この問題に対して、エッジコンピューティングを活用すれば、ネットワーク障害時でもエッジデバイスが打刻データを処理できるため、復旧後に自動同期を行うことで、打刻漏れを防止できます。
エッジコンピューティングは、情シス担当者が抱える課題を解決する手段となり得ますが、すべての企業に適しているわけではありません。その必要性は、業務内容や課題などによって異なります。
エッジコンピューティングが特に有効とされるケースは次の通りです。
・膨大な量のデータをリアルタイムで処理する必要がある
・多数のIoTデバイスを運用している
・データ処理の遅延が重大なトラブル(怪我や物損など)につながる場合がある
・クラウドサービス利用料の削減を目指している
・ネットワークが不安定なエリアで工場や店舗を運営している
・個人情報や機密情報の保護を強化したい
一方、データの処理や管理に特段の課題がない企業、あるいはそもそも扱うデータ量が少ない企業にとっては、エッジコンピューティングの導入は過剰な投資となる場合もあるでしょう。
エッジコンピューティングを導入した場合、情シス担当者の業務はどう変わるのでしょうか。主に次の2点があげられます。
エッジコンピューティングでは、データの発生源に近い場所にエッジデバイスを設置するため、拠点が多ければ多いほどデバイス数が増え、システムが複雑化します。そのため、情シス担当者には、システムを効率的に管理する仕組み作りが求められます。
「エッジコンピューティングのメリット」セクションで、エッジコンピューティングはセキュリティリスクを軽減するとお伝えしましたが、リスクがゼロになるわけではありません。そのため情シス担当者には、エッジコンピューティングに適したセキュリティ対策が求められます。例えば、エッジデバイスではセキュリティアップデートの適用が遅れがちであることや、物理的に盗難・破壊されるリスクがあることに、注意が必要です。
情シス担当者が押さえておくべき技術として、AIやクラウド、ローコード開発、DevOps、ビッグデータなど、様々なものがありますが、エッジコンピューティングもその一つです。
エッジコンピューティングには、レスポンス向上、ネットワーク負荷軽減、可用性向上、セキュリティリスク軽減などのメリットがあり、情シス担当者が抱える課題を解決する可能性があります。

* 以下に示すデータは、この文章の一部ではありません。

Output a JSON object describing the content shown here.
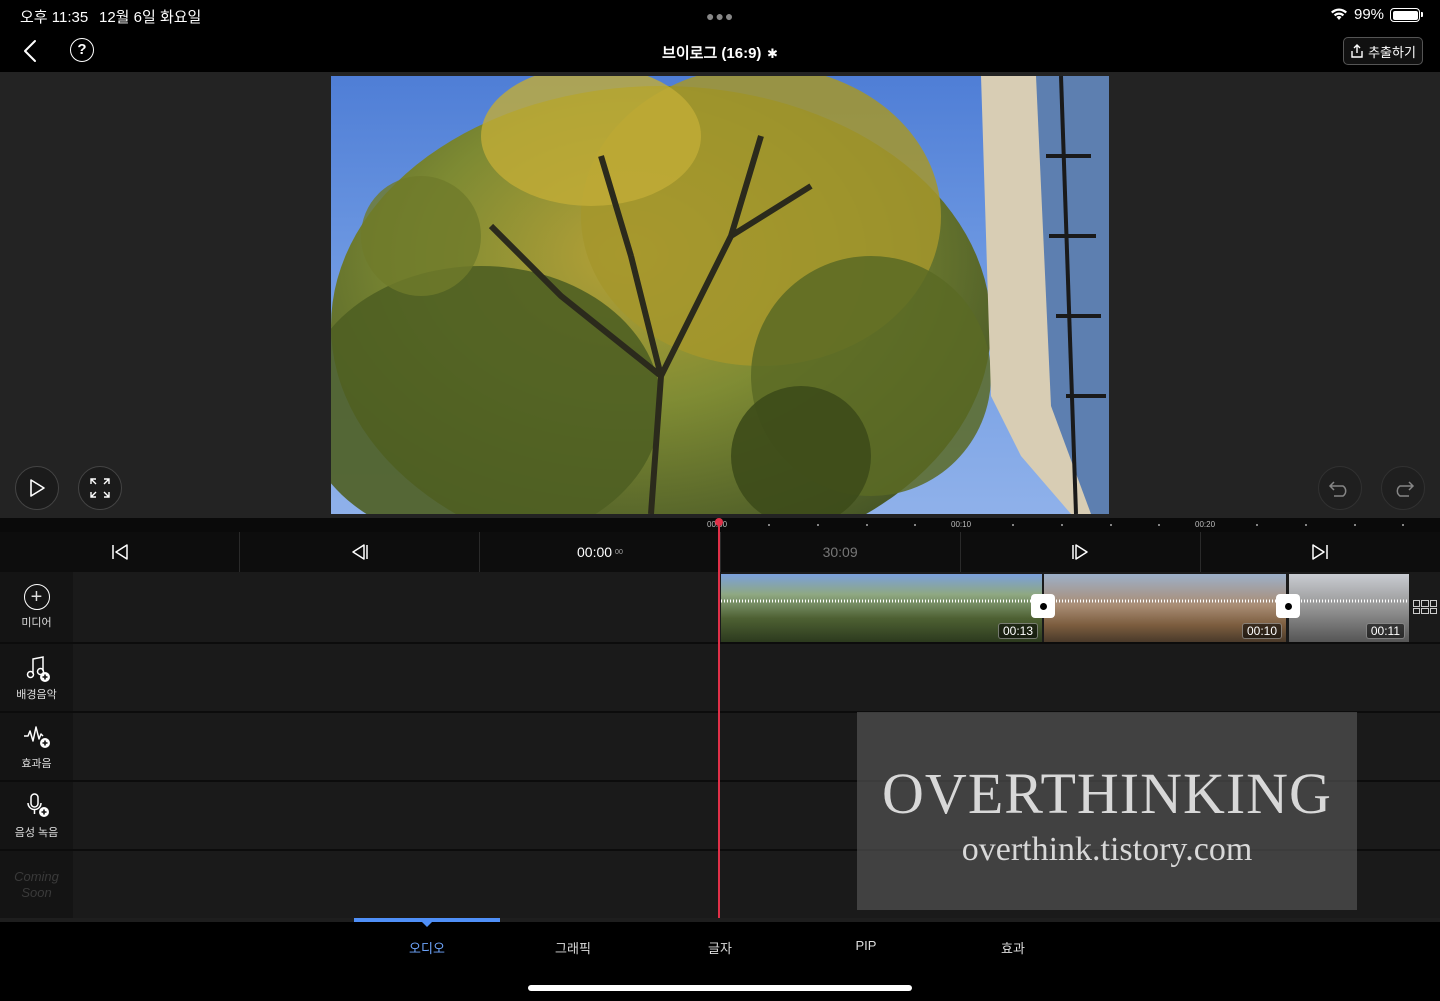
{
  "status": {
    "time": "오후 11:35",
    "date": "12월 6일 화요일",
    "battery": "99%"
  },
  "nav": {
    "title": "브이로그 (16:9)",
    "export_label": "추출하기"
  },
  "ruler": {
    "labels": [
      "00:00",
      "00:10",
      "00:20"
    ]
  },
  "controls": {
    "current_time": "00:00",
    "current_frames": "00",
    "total_time": "30:09"
  },
  "tracks": {
    "media": "미디어",
    "bgm": "배경음악",
    "sfx": "효과음",
    "voice": "음성 녹음",
    "coming_soon": "Coming Soon"
  },
  "clips": [
    {
      "duration": "00:13"
    },
    {
      "duration": "00:10"
    },
    {
      "duration": "00:11"
    }
  ],
  "watermark": {
    "title": "OVERTHINKING",
    "url": "overthink.tistory.com"
  },
  "tabs": [
    {
      "label": "오디오",
      "active": true
    },
    {
      "label": "그래픽"
    },
    {
      "label": "글자"
    },
    {
      "label": "PIP"
    },
    {
      "label": "효과"
    }
  ],
  "colors": {
    "accent": "#4f8ff7",
    "playhead": "#e03048"
  }
}
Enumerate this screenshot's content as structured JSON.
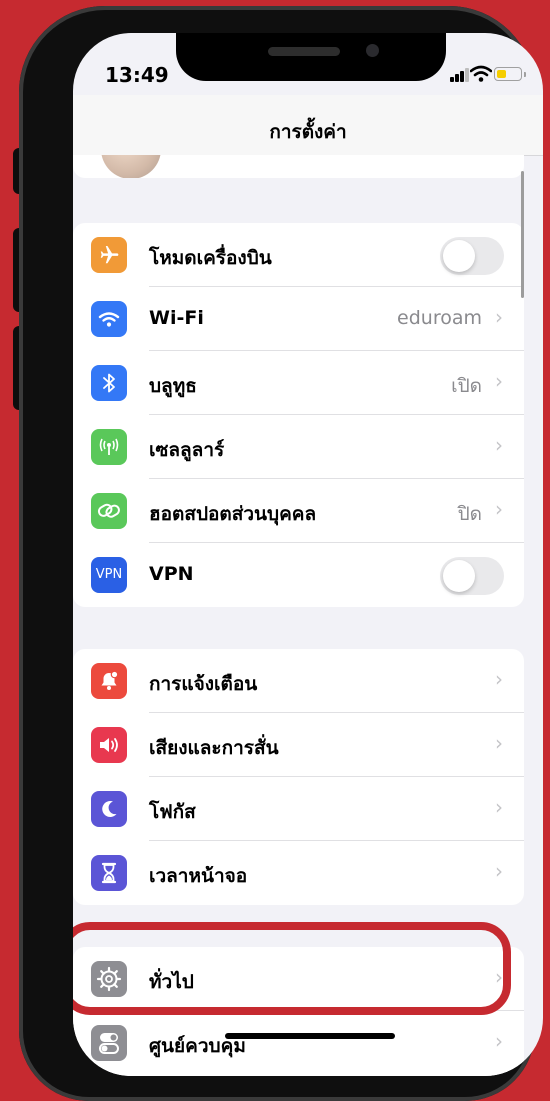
{
  "status": {
    "time": "13:49"
  },
  "nav": {
    "title": "การตั้งค่า"
  },
  "groups": {
    "connectivity": [
      {
        "label": "โหมดเครื่องบิน",
        "icon": "airplane-icon",
        "icon_color": "#f19a37",
        "control": "toggle",
        "toggle_on": false
      },
      {
        "label": "Wi-Fi",
        "value": "eduroam",
        "icon": "wifi-icon",
        "icon_color": "#3478f6"
      },
      {
        "label": "บลูทูธ",
        "value": "เปิด",
        "icon": "bluetooth-icon",
        "icon_color": "#3478f6"
      },
      {
        "label": "เซลลูลาร์",
        "value": "",
        "icon": "cellular-icon",
        "icon_color": "#5ac85a"
      },
      {
        "label": "ฮอตสปอตส่วนบุคคล",
        "value": "ปิด",
        "icon": "hotspot-icon",
        "icon_color": "#5ac85a"
      },
      {
        "label": "VPN",
        "icon": "vpn-icon",
        "icon_text": "VPN",
        "icon_color": "#2a60e5",
        "control": "toggle",
        "toggle_on": false
      }
    ],
    "attention": [
      {
        "label": "การแจ้งเตือน",
        "icon": "notifications-icon",
        "icon_color": "#ec4a3d"
      },
      {
        "label": "เสียงและการสั่น",
        "icon": "sound-icon",
        "icon_color": "#e8384f"
      },
      {
        "label": "โฟกัส",
        "icon": "moon-icon",
        "icon_color": "#5b55d6"
      },
      {
        "label": "เวลาหน้าจอ",
        "icon": "hourglass-icon",
        "icon_color": "#5b55d6"
      }
    ],
    "system": [
      {
        "label": "ทั่วไป",
        "icon": "gear-icon",
        "icon_color": "#8e8e93",
        "highlighted": true
      },
      {
        "label": "ศูนย์ควบคุม",
        "icon": "control-center-icon",
        "icon_color": "#8e8e93"
      }
    ]
  }
}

ただし、エッジコンピューティングの導入が全ての企業にとって最適解になるとは限りません。企業の業務内容や課題などによってその必要性は異なります。
とはいえ、エッジコンピューティングは、情シス担当者が今後のIT戦略を考える上で重要な要素となり得ます。いずれにせよ、その基本的部分についての理解は深めておくことをおすすめいたします。